Picture an entrance area flanked by cedar hedges on the left and right. We got down to cedar pruning as temperatures dipped and light flurries started coming down. I worked on my hedge and then moved on. That’s when my apprentice saw me and motioned to me to come top his hedge.
Nice try! Now way! Apprentices training under Red Seal Vas do everything hands on. They learn by doing and by facing their fears. When I can, I give some background information but mostly it’s hands on in the field.
Since this hedge is in a high-profile spot, there’s extra pressure to make it look good. And when you succeed, you will do it well again somewhere else. That’s how we get good, confident workers. You have to face your fears. I still do.
Easy does it!
Notice that I didn’t crack any jokes. It’s important for the apprentice to know that we have confidence in him. I did stop him to remind him to slow down with the cedar tops. This is a common mistake: people rush the tops. They make two passes over the top and leave. That’s wrong, unless you’re trying to get the top to grow higher.
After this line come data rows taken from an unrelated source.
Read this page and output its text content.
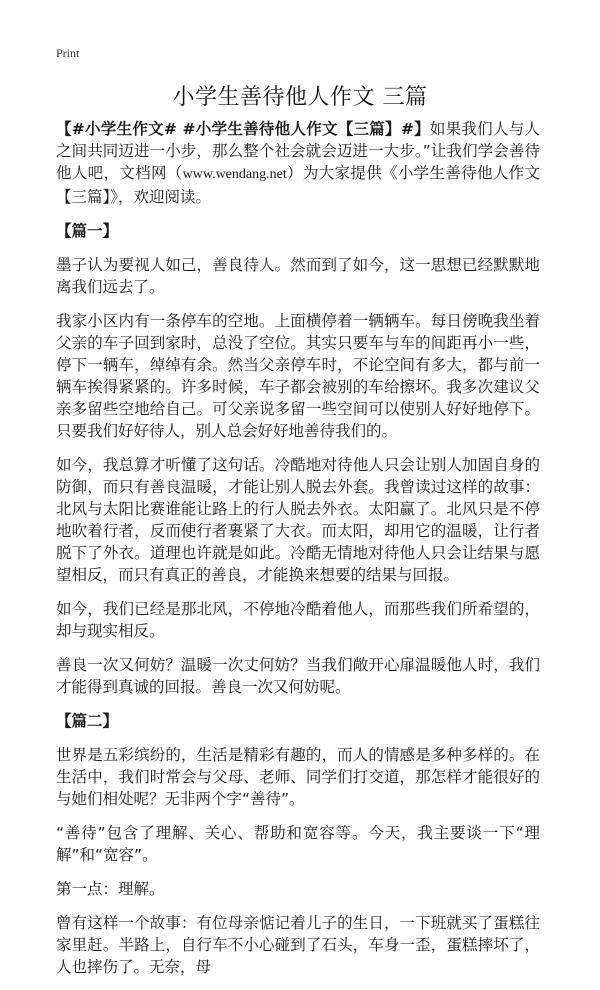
Print
小学生善待他人作文 三篇

【#小学生作文# #小学生善待他人作文【三篇】#】如果我们人与人之间共同迈进一小步，那么整个社会就会迈进一大步。”让我们学会善待他人吧，文档网（www.wendang.net）为大家提供《小学生善待他人作文【三篇】》，欢迎阅读。

【篇一】

墨子认为要视人如己，善良待人。然而到了如今，这一思想已经默默地离我们远去了。

我家小区内有一条停车的空地。上面横停着一辆辆车。每日傍晚我坐着父亲的车子回到家时，总没了空位。其实只要车与车的间距再小一些，停下一辆车，绰绰有余。然当父亲停车时，不论空间有多大，都与前一辆车挨得紧紧的。许多时候，车子都会被别的车给擦坏。我多次建议父亲多留些空地给自己。可父亲说多留一些空间可以使别人好好地停下。只要我们好好待人，别人总会好好地善待我们的。

如今，我总算才听懂了这句话。冷酷地对待他人只会让别人加固自身的防御，而只有善良温暖，才能让别人脱去外套。我曾读过这样的故事：北风与太阳比赛谁能让路上的行人脱去外衣。太阳赢了。北风只是不停地吹着行者，反而使行者裹紧了大衣。而太阳，却用它的温暖，让行者脱下了外衣。道理也许就是如此。冷酷无情地对待他人只会让结果与愿望相反，而只有真正的善良，才能换来想要的结果与回报。

如今，我们已经是那北风，不停地冷酷着他人，而那些我们所希望的，却与现实相反。

善良一次又何妨？温暖一次丈何妨？当我们敞开心扉温暖他人时，我们才能得到真诚的回报。善良一次又何妨呢。

【篇二】

世界是五彩缤纷的，生活是精彩有趣的，而人的情感是多种多样的。在生活中，我们时常会与父母、老师、同学们打交道，那怎样才能很好的与她们相处呢？无非两个字“善待”。

“善待”包含了理解、关心、帮助和宽容等。今天，我主要谈一下“理解”和“宽容”。

第一点：理解。

曾有这样一个故事：有位母亲惦记着儿子的生日，一下班就买了蛋糕往家里赶。半路上，自行车不小心碰到了石头，车身一歪，蛋糕摔坏了，人也摔伤了。无奈，母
Cedar hedge sides are clipped much lighter than the tops. The tops should be tight and that requires making several passes over them with the blades. (It helps if your shears are sharp!) Don’t rush this step.
If you must check the level, by all means, walk away and take a look. In this case we already know that the top line is there from last year. We just have to find it under the new growth.
I like winter because it’s slower without lawn care. This gives me a chance to notice how the crew members are working. When I can, I gently instruct and correct them. To put in world-class work we need skilled workers.